Some books are burnt by people who think they are doing it in the best interests of the author. Lord Byron’s publisher burnt his unpublished memoirs in an attempt to protect his reputation, though think how those salacious anecdotes would have sold in later years! Gogol burnt some of his own work when ordered to by a disapproving clergyman. William Blake’s friend, who was entrusted with Blake’s papers after his death, subsequently became an evangelical Christian, and burnt Blake’s work as being too ‘heretical.’ Kafka’s friend, however, was made of different mettle. Kafka asked him to burn all his unpublished work after his death – but the friend decided against this and the literary world is duly grateful.

There are many reports of accidental burnings. When Thomas Carlyle finished his original draft of The French Revolution, he asked his friend John Stuart Mill to read it and comment on it. Unfortunately, Mill left it in his kitchen and his housekeeper used it as kindling to start the kitchen range. Mill was distraught, but Carlyle, only briefly put out, re-wrote it – and an additional two volumes – in under two years.
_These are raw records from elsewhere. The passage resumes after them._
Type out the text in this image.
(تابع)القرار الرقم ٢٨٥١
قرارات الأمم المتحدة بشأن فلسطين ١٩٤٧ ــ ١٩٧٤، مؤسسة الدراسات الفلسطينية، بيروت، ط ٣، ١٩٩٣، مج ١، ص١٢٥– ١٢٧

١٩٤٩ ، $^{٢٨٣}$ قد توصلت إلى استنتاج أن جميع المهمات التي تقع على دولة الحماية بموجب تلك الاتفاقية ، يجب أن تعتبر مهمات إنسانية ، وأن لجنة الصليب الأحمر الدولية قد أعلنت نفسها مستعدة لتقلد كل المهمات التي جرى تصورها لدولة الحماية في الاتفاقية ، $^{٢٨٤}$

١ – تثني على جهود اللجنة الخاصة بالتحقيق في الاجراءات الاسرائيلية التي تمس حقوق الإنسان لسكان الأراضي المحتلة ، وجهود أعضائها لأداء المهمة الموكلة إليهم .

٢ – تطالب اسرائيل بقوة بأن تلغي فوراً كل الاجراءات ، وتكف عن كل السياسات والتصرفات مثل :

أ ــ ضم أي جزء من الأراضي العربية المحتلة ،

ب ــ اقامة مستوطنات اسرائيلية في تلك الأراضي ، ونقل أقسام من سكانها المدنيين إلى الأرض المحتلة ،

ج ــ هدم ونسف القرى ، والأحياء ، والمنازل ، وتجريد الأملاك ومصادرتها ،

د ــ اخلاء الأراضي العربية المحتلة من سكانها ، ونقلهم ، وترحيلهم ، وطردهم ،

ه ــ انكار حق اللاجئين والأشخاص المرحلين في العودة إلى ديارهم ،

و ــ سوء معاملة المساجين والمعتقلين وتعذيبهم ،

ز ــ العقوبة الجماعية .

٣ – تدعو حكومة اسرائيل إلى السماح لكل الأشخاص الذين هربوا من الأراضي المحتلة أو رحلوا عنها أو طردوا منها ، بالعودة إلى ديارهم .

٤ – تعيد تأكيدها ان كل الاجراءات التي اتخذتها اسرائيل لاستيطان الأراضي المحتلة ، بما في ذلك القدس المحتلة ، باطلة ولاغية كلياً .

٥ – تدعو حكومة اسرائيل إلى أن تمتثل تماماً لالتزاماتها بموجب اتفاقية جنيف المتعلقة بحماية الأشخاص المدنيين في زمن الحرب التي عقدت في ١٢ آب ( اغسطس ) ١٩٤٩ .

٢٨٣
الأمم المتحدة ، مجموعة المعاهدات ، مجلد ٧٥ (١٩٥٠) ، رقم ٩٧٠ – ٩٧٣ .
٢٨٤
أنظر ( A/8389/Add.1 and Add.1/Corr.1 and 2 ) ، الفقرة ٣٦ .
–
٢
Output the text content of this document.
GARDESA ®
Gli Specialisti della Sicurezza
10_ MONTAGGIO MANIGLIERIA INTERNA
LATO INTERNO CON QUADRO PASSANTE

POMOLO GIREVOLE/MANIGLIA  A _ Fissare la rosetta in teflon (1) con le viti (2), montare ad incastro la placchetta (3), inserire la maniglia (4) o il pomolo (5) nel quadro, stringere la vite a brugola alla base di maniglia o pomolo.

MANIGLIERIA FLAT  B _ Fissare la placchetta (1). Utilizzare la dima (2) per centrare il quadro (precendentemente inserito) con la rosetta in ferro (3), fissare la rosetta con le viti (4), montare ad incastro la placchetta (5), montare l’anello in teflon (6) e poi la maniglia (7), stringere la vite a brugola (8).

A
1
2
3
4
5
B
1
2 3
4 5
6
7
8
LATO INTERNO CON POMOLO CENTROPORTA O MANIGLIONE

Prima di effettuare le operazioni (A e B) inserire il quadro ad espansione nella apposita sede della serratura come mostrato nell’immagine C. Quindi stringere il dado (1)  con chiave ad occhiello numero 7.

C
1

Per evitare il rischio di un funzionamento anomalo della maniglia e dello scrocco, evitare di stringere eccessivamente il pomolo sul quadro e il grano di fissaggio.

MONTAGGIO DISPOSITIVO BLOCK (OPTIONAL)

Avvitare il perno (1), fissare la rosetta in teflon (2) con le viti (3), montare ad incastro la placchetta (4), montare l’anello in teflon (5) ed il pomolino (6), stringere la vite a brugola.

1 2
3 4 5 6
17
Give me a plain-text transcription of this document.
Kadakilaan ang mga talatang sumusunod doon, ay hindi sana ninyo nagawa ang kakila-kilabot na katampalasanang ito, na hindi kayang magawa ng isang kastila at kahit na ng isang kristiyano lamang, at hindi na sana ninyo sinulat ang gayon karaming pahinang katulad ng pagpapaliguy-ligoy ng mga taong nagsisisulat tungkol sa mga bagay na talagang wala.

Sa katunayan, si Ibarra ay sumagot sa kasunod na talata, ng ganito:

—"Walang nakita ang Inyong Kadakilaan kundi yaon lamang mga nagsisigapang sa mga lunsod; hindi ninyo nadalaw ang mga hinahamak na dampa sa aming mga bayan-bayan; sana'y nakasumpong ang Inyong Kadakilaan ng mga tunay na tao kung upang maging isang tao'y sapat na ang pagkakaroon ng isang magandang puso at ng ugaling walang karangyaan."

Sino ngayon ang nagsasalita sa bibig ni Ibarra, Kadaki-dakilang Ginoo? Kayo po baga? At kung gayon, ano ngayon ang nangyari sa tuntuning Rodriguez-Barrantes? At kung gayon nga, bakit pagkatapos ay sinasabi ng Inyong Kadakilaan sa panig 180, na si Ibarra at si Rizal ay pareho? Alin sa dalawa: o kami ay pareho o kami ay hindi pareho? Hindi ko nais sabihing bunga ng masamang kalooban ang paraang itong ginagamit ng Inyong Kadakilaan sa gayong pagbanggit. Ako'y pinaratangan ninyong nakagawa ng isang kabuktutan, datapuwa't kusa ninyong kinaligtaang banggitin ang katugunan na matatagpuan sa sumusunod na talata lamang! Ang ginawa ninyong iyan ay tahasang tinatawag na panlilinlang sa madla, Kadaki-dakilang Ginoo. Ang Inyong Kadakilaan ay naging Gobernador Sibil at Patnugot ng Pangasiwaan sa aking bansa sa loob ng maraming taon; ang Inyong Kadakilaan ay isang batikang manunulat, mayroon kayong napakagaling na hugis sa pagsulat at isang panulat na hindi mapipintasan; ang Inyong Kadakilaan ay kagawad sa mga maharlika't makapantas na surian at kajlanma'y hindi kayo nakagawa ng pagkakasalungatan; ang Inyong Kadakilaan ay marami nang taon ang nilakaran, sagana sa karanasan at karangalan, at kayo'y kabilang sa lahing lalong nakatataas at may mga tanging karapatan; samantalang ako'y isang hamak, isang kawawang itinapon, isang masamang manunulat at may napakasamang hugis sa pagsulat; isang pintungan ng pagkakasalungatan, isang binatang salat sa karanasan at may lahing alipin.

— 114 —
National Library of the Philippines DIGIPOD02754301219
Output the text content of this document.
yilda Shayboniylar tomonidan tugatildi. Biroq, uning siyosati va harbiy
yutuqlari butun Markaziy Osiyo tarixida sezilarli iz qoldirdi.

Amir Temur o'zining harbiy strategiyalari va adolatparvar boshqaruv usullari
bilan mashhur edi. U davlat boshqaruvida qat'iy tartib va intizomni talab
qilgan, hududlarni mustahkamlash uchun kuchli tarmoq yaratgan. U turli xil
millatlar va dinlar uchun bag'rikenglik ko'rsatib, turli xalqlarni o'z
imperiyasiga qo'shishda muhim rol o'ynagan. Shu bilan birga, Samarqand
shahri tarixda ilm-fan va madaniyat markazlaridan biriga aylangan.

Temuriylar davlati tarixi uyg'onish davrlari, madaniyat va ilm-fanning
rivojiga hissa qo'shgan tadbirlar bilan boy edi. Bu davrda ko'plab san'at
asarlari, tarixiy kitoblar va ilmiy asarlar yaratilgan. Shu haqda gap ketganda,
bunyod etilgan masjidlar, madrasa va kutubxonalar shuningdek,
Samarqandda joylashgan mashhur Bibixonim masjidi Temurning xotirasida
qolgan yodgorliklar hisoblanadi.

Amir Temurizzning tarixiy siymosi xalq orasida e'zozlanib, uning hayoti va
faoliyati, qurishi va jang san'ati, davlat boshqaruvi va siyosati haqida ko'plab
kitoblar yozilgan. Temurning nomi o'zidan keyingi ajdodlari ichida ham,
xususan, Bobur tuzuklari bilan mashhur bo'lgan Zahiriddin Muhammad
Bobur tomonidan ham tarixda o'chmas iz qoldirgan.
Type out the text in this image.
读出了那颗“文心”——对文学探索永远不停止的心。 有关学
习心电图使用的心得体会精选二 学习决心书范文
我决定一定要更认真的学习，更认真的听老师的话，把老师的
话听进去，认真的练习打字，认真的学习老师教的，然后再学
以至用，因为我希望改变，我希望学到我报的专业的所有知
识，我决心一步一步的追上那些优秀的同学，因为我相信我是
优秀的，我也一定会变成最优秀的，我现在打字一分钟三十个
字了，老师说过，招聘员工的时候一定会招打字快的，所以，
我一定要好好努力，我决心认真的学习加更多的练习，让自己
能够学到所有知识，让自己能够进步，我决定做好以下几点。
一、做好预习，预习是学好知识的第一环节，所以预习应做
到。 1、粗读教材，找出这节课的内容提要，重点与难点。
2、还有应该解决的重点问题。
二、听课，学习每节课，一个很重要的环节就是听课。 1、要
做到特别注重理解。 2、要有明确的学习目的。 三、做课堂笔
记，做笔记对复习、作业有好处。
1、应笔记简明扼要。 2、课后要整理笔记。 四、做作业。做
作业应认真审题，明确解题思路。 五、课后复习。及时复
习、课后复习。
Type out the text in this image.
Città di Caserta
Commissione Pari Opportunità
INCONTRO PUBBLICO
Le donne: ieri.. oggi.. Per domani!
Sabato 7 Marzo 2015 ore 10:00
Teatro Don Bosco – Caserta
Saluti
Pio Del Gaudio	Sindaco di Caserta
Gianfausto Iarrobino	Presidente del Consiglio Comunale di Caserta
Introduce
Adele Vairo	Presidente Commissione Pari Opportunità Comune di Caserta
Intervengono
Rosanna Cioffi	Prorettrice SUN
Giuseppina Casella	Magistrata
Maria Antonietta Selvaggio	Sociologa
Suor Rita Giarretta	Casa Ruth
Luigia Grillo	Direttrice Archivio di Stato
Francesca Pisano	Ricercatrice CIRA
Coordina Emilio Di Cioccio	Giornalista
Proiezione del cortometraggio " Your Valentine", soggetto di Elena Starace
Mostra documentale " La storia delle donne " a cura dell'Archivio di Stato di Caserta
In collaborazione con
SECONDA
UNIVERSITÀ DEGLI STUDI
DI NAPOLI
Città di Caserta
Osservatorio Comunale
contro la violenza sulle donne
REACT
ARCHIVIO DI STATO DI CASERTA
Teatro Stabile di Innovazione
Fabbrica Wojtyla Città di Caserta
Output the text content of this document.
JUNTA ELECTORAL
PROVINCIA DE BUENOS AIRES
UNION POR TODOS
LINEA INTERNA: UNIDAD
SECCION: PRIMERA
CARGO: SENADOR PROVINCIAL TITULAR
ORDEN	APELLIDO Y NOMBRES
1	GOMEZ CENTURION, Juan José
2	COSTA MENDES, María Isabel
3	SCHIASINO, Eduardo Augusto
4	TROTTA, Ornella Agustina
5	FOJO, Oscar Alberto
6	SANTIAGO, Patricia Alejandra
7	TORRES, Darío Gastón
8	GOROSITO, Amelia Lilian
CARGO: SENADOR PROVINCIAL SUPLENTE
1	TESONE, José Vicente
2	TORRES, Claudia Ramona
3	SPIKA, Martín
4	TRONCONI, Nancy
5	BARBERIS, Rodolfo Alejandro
Not quite accidental, but even more devastating, was the fate of the Russian philosopher Mikhail Bakhtin’s opus on German literature that he wrote during the Second World War. He actually made two copies then, having sent off one copy to his Moscow publisher, and confirmed it had arrived, he found himself out of cigarette papers. With none available in the shops, he decided to tear strips from his ‘spare’ manuscript to make cigarette rolls. Unfortunately his publisher’s office was bombed and everything in it was destroyed, but by the time the news reached Bakhtin he had smoked his entire book.

There is a lesson in all this for writers – always make and keep a copy of your manuscript. You just never know what fate might have in store.